Windows 7 Ultimate 64bit版をインストールして、PC向けレビューで利用されているいくつかのベンチマークを走らせてみた結果は下記のとおり。結果はCore i5-520MとGeFoce GT 330Mを搭載するポータブルPCとして、他社製品と比べても遜色がないのは数値を見てのとおりである。
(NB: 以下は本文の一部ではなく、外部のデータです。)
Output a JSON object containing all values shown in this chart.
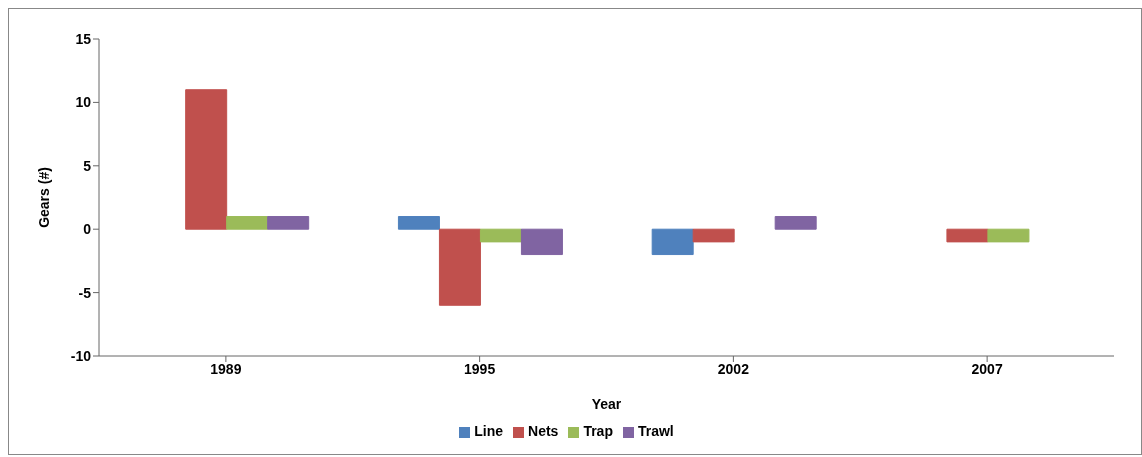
{
  "chart_data": {
    "type": "bar",
    "xlabel": "Year",
    "ylabel": "Gears (#)",
    "categories": [
      "1989",
      "1995",
      "2002",
      "2007"
    ],
    "series": [
      {
        "name": "Line",
        "color": "#4f81bd",
        "values": [
          0,
          1,
          -2,
          0
        ]
      },
      {
        "name": "Nets",
        "color": "#c0504d",
        "values": [
          11,
          -6,
          -1,
          -1
        ]
      },
      {
        "name": "Trap",
        "color": "#9bbb59",
        "values": [
          1,
          -1,
          0,
          -1
        ]
      },
      {
        "name": "Trawl",
        "color": "#8064a2",
        "values": [
          1,
          -2,
          1,
          0
        ]
      }
    ],
    "ylim": [
      -10,
      15
    ],
    "yticks": [
      -10,
      -5,
      0,
      5,
      10,
      15
    ],
    "grid": false,
    "legend": "bottom"
  }
}
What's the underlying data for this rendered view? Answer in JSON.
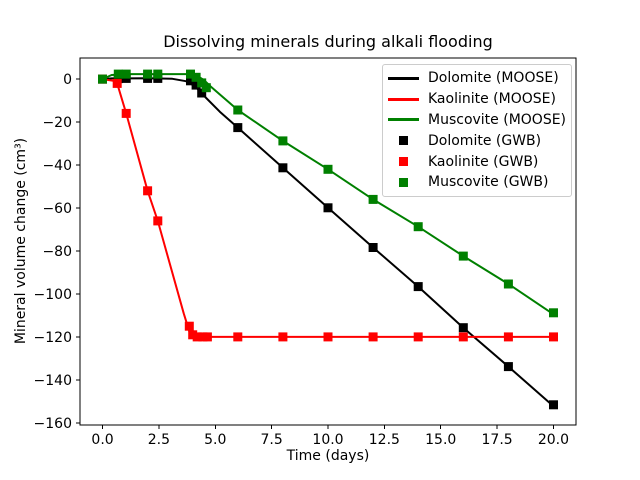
{
  "figure": {
    "background": "#ffffff",
    "frame_color": "#000000",
    "tick_color": "#000000",
    "legend_border_color": "#cccccc"
  },
  "chart_data": {
    "type": "line",
    "title": "Dissolving minerals during alkali flooding",
    "xlabel": "Time (days)",
    "ylabel": "Mineral volume change (cm³)",
    "xlim": [
      -1,
      21
    ],
    "ylim": [
      -161,
      9.8
    ],
    "grid": false,
    "legend_position": "upper right",
    "xticks": [
      0,
      2.5,
      5,
      7.5,
      10,
      12.5,
      15,
      17.5,
      20
    ],
    "xtick_labels": [
      "0.0",
      "2.5",
      "5.0",
      "7.5",
      "10.0",
      "12.5",
      "15.0",
      "17.5",
      "20.0"
    ],
    "yticks": [
      0,
      -20,
      -40,
      -60,
      -80,
      -100,
      -120,
      -140,
      -160
    ],
    "ytick_labels": [
      "0",
      "−20",
      "−40",
      "−60",
      "−80",
      "−100",
      "−120",
      "−140",
      "−160"
    ],
    "series": [
      {
        "name": "Dolomite (MOOSE)",
        "kind": "line",
        "color": "#000000",
        "points": [
          [
            0,
            0
          ],
          [
            0.4,
            0.3
          ],
          [
            2,
            0.4
          ],
          [
            3.1,
            0.1
          ],
          [
            3.7,
            -1
          ],
          [
            4.1,
            -3.3
          ],
          [
            4.4,
            -6.7
          ],
          [
            5.2,
            -15.2
          ],
          [
            6,
            -22.6
          ],
          [
            8,
            -41.3
          ],
          [
            10,
            -59.9
          ],
          [
            12,
            -78.4
          ],
          [
            14,
            -96.6
          ],
          [
            16,
            -115.7
          ],
          [
            18,
            -133.8
          ],
          [
            20,
            -152.3
          ]
        ]
      },
      {
        "name": "Kaolinite (MOOSE)",
        "kind": "line",
        "color": "#ff0000",
        "points": [
          [
            0,
            0
          ],
          [
            0.62,
            -1
          ],
          [
            1.05,
            -16
          ],
          [
            2,
            -52
          ],
          [
            2.45,
            -66
          ],
          [
            3.6,
            -109
          ],
          [
            3.88,
            -118.5
          ],
          [
            4.05,
            -120
          ],
          [
            20,
            -120
          ]
        ]
      },
      {
        "name": "Muscovite (MOOSE)",
        "kind": "line",
        "color": "#008000",
        "points": [
          [
            0,
            0
          ],
          [
            0.4,
            1.9
          ],
          [
            1,
            2.3
          ],
          [
            3.9,
            2.3
          ],
          [
            4.2,
            1.5
          ],
          [
            4.5,
            -0.5
          ],
          [
            4.8,
            -3.5
          ],
          [
            6,
            -14.4
          ],
          [
            8,
            -28.8
          ],
          [
            10,
            -42
          ],
          [
            12,
            -56
          ],
          [
            14,
            -68.7
          ],
          [
            16,
            -82.4
          ],
          [
            18,
            -95.4
          ],
          [
            20,
            -109.5
          ]
        ]
      },
      {
        "name": "Dolomite (GWB)",
        "kind": "scatter",
        "marker": "square",
        "color": "#000000",
        "points": [
          [
            0,
            0
          ],
          [
            0.7,
            0.2
          ],
          [
            1.05,
            0.3
          ],
          [
            2,
            0.3
          ],
          [
            2.45,
            0.3
          ],
          [
            3.9,
            -0.8
          ],
          [
            4.15,
            -2.8
          ],
          [
            4.4,
            -6.5
          ],
          [
            6,
            -22.6
          ],
          [
            8,
            -41.3
          ],
          [
            10,
            -59.9
          ],
          [
            12,
            -78.4
          ],
          [
            14,
            -96.6
          ],
          [
            16,
            -115.7
          ],
          [
            18,
            -133.8
          ],
          [
            20,
            -151.6
          ]
        ]
      },
      {
        "name": "Kaolinite (GWB)",
        "kind": "scatter",
        "marker": "square",
        "color": "#ff0000",
        "points": [
          [
            0,
            0
          ],
          [
            0.65,
            -2
          ],
          [
            1.05,
            -16
          ],
          [
            2,
            -52
          ],
          [
            2.45,
            -66
          ],
          [
            3.85,
            -115
          ],
          [
            4,
            -119
          ],
          [
            4.2,
            -120
          ],
          [
            4.45,
            -120
          ],
          [
            4.65,
            -120
          ],
          [
            6,
            -120
          ],
          [
            8,
            -120
          ],
          [
            10,
            -120
          ],
          [
            12,
            -120
          ],
          [
            14,
            -120
          ],
          [
            16,
            -120
          ],
          [
            18,
            -120
          ],
          [
            20,
            -120
          ]
        ]
      },
      {
        "name": "Muscovite (GWB)",
        "kind": "scatter",
        "marker": "square",
        "color": "#008000",
        "points": [
          [
            0,
            0
          ],
          [
            0.7,
            2.3
          ],
          [
            1.05,
            2.3
          ],
          [
            2,
            2.3
          ],
          [
            2.45,
            2.3
          ],
          [
            3.9,
            2.3
          ],
          [
            4.15,
            0.8
          ],
          [
            4.4,
            -1.8
          ],
          [
            4.6,
            -4
          ],
          [
            6,
            -14.4
          ],
          [
            8,
            -28.8
          ],
          [
            10,
            -42
          ],
          [
            12,
            -56
          ],
          [
            14,
            -68.7
          ],
          [
            16,
            -82.4
          ],
          [
            18,
            -95.4
          ],
          [
            20,
            -108.8
          ]
        ]
      }
    ]
  }
}
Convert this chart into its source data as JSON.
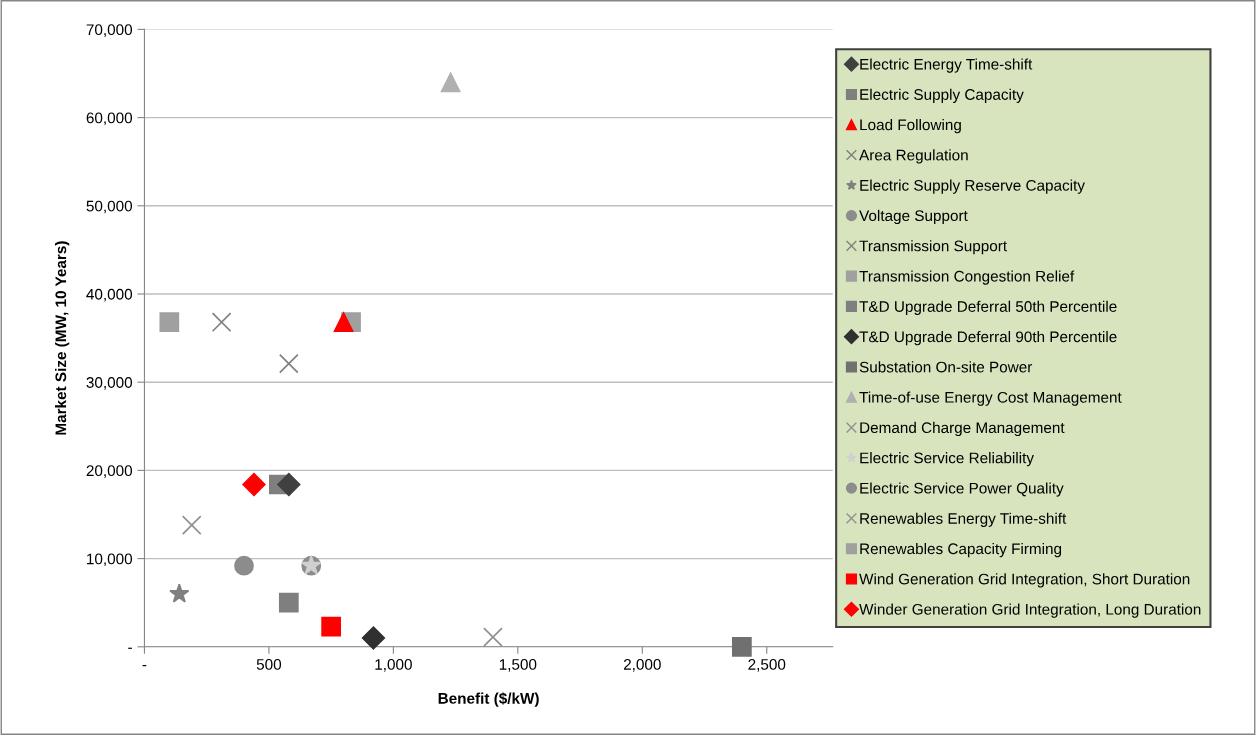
{
  "chart_data": {
    "type": "scatter",
    "xlabel": "Benefit ($/kW)",
    "ylabel": "Market Size (MW, 10 Years)",
    "xlim": [
      0,
      2765
    ],
    "ylim": [
      0,
      70000
    ],
    "xticks": [
      {
        "value": 0,
        "label": "-"
      },
      500,
      {
        "value": 1000,
        "label": "1,000"
      },
      {
        "value": 1500,
        "label": "1,500"
      },
      {
        "value": 2000,
        "label": "2,000"
      },
      {
        "value": 2500,
        "label": "2,500"
      }
    ],
    "yticks": [
      {
        "value": 0,
        "label": "-"
      },
      {
        "value": 10000,
        "label": "10,000"
      },
      {
        "value": 20000,
        "label": "20,000"
      },
      {
        "value": 30000,
        "label": "30,000"
      },
      {
        "value": 40000,
        "label": "40,000"
      },
      {
        "value": 50000,
        "label": "50,000"
      },
      {
        "value": 60000,
        "label": "60,000"
      },
      {
        "value": 70000,
        "label": "70,000"
      }
    ],
    "grid": "y",
    "legend": "right",
    "series": [
      {
        "name": "Electric Energy Time-shift",
        "marker": "diamond",
        "color": "#404040",
        "x": [
          580
        ],
        "values": [
          18400
        ]
      },
      {
        "name": "Electric Supply Capacity",
        "marker": "square",
        "color": "#7f7f7f",
        "x": [
          540
        ],
        "values": [
          18400
        ]
      },
      {
        "name": "Load Following",
        "marker": "triangle",
        "color": "#ff0000",
        "x": [
          800
        ],
        "values": [
          36800
        ]
      },
      {
        "name": "Area Regulation",
        "marker": "cross",
        "color": "#808080",
        "x": [
          580
        ],
        "values": [
          32100
        ]
      },
      {
        "name": "Electric Supply Reserve Capacity",
        "marker": "star",
        "color": "#808080",
        "x": [
          140
        ],
        "values": [
          6000
        ]
      },
      {
        "name": "Voltage Support",
        "marker": "circle",
        "color": "#8c8c8c",
        "x": [
          400
        ],
        "values": [
          9200
        ]
      },
      {
        "name": "Transmission Support",
        "marker": "cross",
        "color": "#808080",
        "x": [
          310
        ],
        "values": [
          36800
        ]
      },
      {
        "name": "Transmission Congestion Relief",
        "marker": "square",
        "color": "#a0a0a0",
        "x": [
          100
        ],
        "values": [
          36800
        ]
      },
      {
        "name": "T&D Upgrade Deferral 50th Percentile",
        "marker": "square",
        "color": "#7f7f7f",
        "x": [
          580
        ],
        "values": [
          5000
        ]
      },
      {
        "name": "T&D Upgrade Deferral 90th Percentile",
        "marker": "diamond",
        "color": "#303030",
        "x": [
          920
        ],
        "values": [
          1000
        ]
      },
      {
        "name": "Substation On-site Power",
        "marker": "square",
        "color": "#707070",
        "x": [
          2400
        ],
        "values": [
          0
        ]
      },
      {
        "name": "Time-of-use Energy Cost Management",
        "marker": "triangle",
        "color": "#b0b0b0",
        "x": [
          1230
        ],
        "values": [
          64000
        ]
      },
      {
        "name": "Demand Charge Management",
        "marker": "cross",
        "color": "#909090",
        "x": [
          1400
        ],
        "values": [
          1100
        ]
      },
      {
        "name": "Electric Service Reliability",
        "marker": "star",
        "color": "#d0d0d0",
        "x": [
          670
        ],
        "values": [
          9200
        ]
      },
      {
        "name": "Electric Service Power Quality",
        "marker": "circle",
        "color": "#8c8c8c",
        "x": [
          670
        ],
        "values": [
          9200
        ]
      },
      {
        "name": "Renewables Energy Time-shift",
        "marker": "cross",
        "color": "#909090",
        "x": [
          190
        ],
        "values": [
          13800
        ]
      },
      {
        "name": "Renewables Capacity Firming",
        "marker": "square",
        "color": "#a0a0a0",
        "x": [
          830
        ],
        "values": [
          36800
        ]
      },
      {
        "name": "Wind Generation Grid Integration, Short Duration",
        "marker": "square",
        "color": "#ff0000",
        "x": [
          750
        ],
        "values": [
          2300
        ]
      },
      {
        "name": "Winder Generation Grid Integration, Long Duration",
        "marker": "diamond",
        "color": "#ff0000",
        "x": [
          440
        ],
        "values": [
          18400
        ]
      }
    ]
  }
}
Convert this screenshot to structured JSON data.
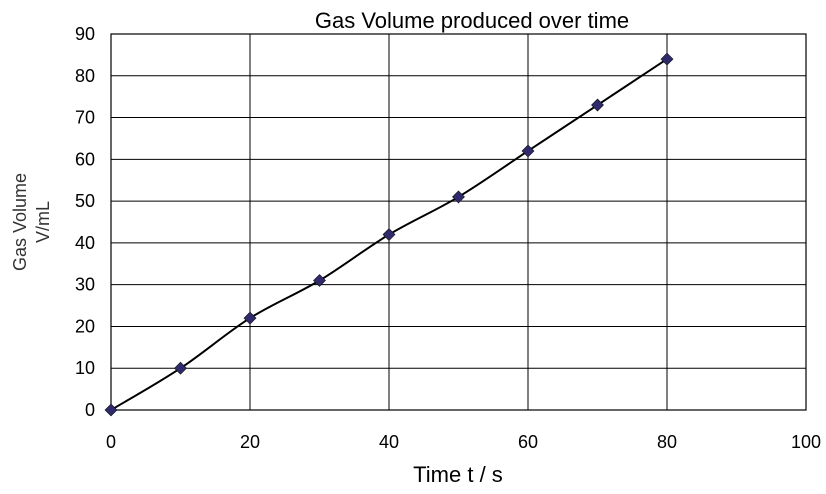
{
  "chart_data": {
    "type": "line",
    "title": "Gas Volume produced over time",
    "xlabel": "Time t / s",
    "ylabel_lines": [
      "Gas Volume",
      "V/mL"
    ],
    "x": [
      0,
      10,
      20,
      30,
      40,
      50,
      60,
      70,
      80
    ],
    "series": [
      {
        "values": [
          0,
          10,
          22,
          31,
          42,
          51,
          62,
          73,
          84
        ]
      }
    ],
    "xlim": [
      0,
      100
    ],
    "ylim": [
      0,
      90
    ],
    "x_ticks": [
      0,
      20,
      40,
      60,
      80,
      100
    ],
    "y_ticks": [
      0,
      10,
      20,
      30,
      40,
      50,
      60,
      70,
      80,
      90
    ],
    "grid": true,
    "marker": "diamond",
    "marker_color": "#2E2A6B",
    "line_color": "#000000",
    "smooth": true
  }
}
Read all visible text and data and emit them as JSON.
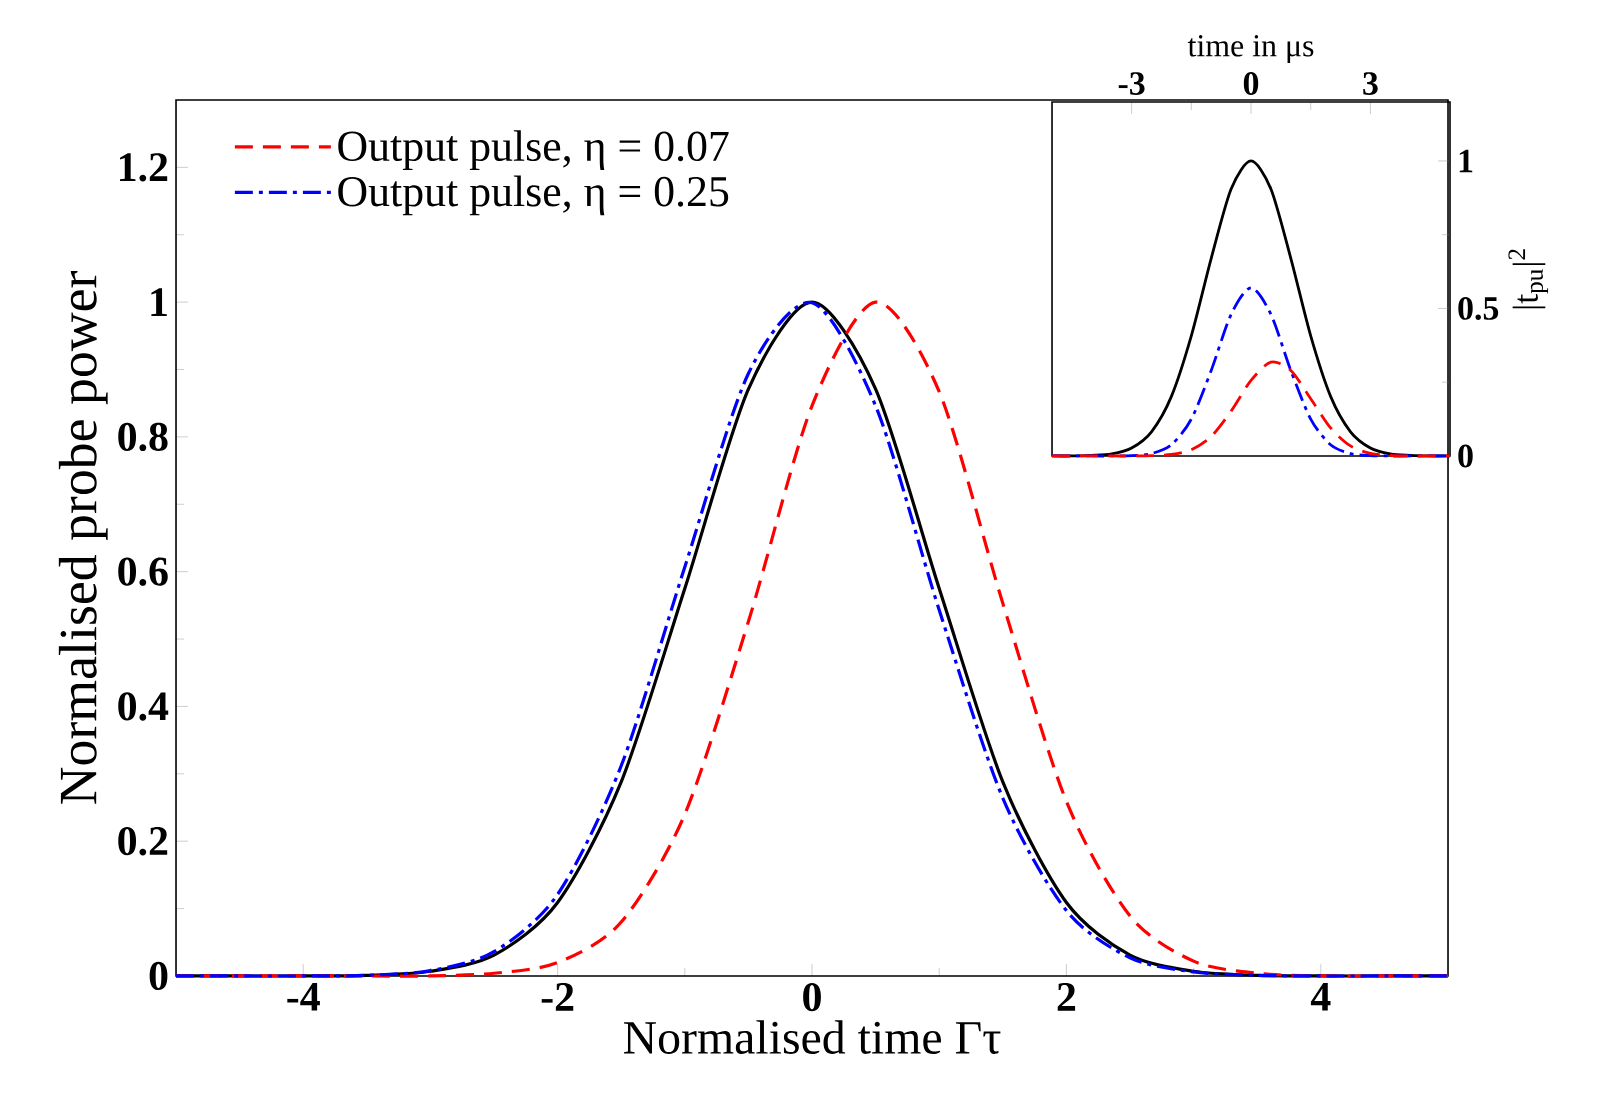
{
  "chart_data": [
    {
      "type": "line",
      "xlabel": "Normalised time Γτ",
      "ylabel": "Normalised probe power",
      "xlim": [
        -5,
        5
      ],
      "ylim": [
        0,
        1.3
      ],
      "xticks": [
        -4,
        -2,
        0,
        2,
        4
      ],
      "yticks": [
        0,
        0.2,
        0.4,
        0.6,
        0.8,
        1,
        1.2
      ],
      "legend": "top left",
      "x": [
        -5,
        -4.5,
        -4,
        -3.5,
        -3,
        -2.5,
        -2,
        -1.5,
        -1,
        -0.5,
        0,
        0.5,
        1,
        1.5,
        2,
        2.5,
        3,
        3.5,
        4,
        4.5,
        5
      ],
      "series": [
        {
          "name": "Output pulse, η = 0.07",
          "color": "#ff0000",
          "line_style": "dashed",
          "values": [
            0,
            0,
            0,
            0,
            0,
            0.004,
            0.02,
            0.08,
            0.24,
            0.526,
            0.846,
            1.0,
            0.867,
            0.553,
            0.259,
            0.089,
            0.022,
            0.004,
            0,
            0,
            0
          ]
        },
        {
          "name": "Output pulse, η = 0.25",
          "color": "#0000ff",
          "line_style": "dashdot",
          "values": [
            0,
            0,
            0,
            0.001,
            0.008,
            0.036,
            0.121,
            0.312,
            0.607,
            0.894,
            0.999,
            0.846,
            0.543,
            0.264,
            0.097,
            0.027,
            0.006,
            0.001,
            0,
            0,
            0
          ]
        },
        {
          "color": "#000000",
          "line_style": "solid",
          "values": [
            0,
            0,
            0,
            0.001,
            0.007,
            0.031,
            0.109,
            0.288,
            0.575,
            0.871,
            1,
            0.871,
            0.575,
            0.288,
            0.109,
            0.031,
            0.007,
            0.001,
            0,
            0,
            0
          ]
        }
      ]
    },
    {
      "type": "line",
      "xlabel": "time in μs",
      "ylabel": "|t$_{pu}$|$^{2}$",
      "xlim": [
        -5,
        5
      ],
      "ylim": [
        0,
        1.2
      ],
      "xticks": [
        -3,
        0,
        3
      ],
      "yticks": [
        0,
        0.5,
        1
      ],
      "x": [
        -5,
        -4.5,
        -4,
        -3.5,
        -3,
        -2.5,
        -2,
        -1.5,
        -1,
        -0.5,
        0,
        0.5,
        1,
        1.5,
        2,
        2.5,
        3,
        3.5,
        4,
        4.5,
        5
      ],
      "series": [
        {
          "color": "#ff0000",
          "line_style": "dashed",
          "values": [
            0,
            0,
            0,
            0,
            0,
            0.001,
            0.005,
            0.021,
            0.066,
            0.152,
            0.256,
            0.318,
            0.29,
            0.194,
            0.095,
            0.034,
            0.009,
            0.002,
            0,
            0,
            0
          ]
        },
        {
          "color": "#0000ff",
          "line_style": "dashdot",
          "values": [
            0,
            0,
            0,
            0,
            0.001,
            0.008,
            0.038,
            0.125,
            0.29,
            0.48,
            0.57,
            0.48,
            0.29,
            0.125,
            0.038,
            0.008,
            0.001,
            0,
            0,
            0,
            0
          ]
        },
        {
          "color": "#000000",
          "line_style": "solid",
          "values": [
            0,
            0,
            0.002,
            0.007,
            0.027,
            0.082,
            0.202,
            0.407,
            0.67,
            0.905,
            1,
            0.905,
            0.67,
            0.407,
            0.202,
            0.082,
            0.027,
            0.007,
            0.002,
            0,
            0
          ]
        }
      ]
    }
  ]
}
□Windows環境下でのベンチマーク結果PCMark Vantage x64 Build 1.0.2 | |
PCMark Suite | 5859 |
3DMark Vantage Bulld 1.0.2 | |
3DMark Score | N/A ※解像度が1,440×900のため |
GPU Score | 1964 |
CPU Score | 7571 |
FINAL FANTASY XI Official Benchmark 3 | |
Low | 9609 |
High | 7701 |
Windows エクスペリエンスインデックス | |
プロセッサ | 6.8 |
メモリ | 5.9 |
グラフィックス | 6.4 |
ゲーム用グラフィックス | 6.4 |
プライマリハードディスク | 5.4 |
今回は登場したてということもあって、便利になったMini DisplayPortを活用するためのMini DisplayPort to HDMI変換アダプタがサードパーティからも間に合っていなかった。また高解像度ディスプレイとの目に見える比較ができなかったほか、ハイエンドとなるCore i7-620M搭載モデルの評価ができていない。最大3.33GHzとなるTurbo Boostの威力などは、買い物山脈にてリベンジを果たそう。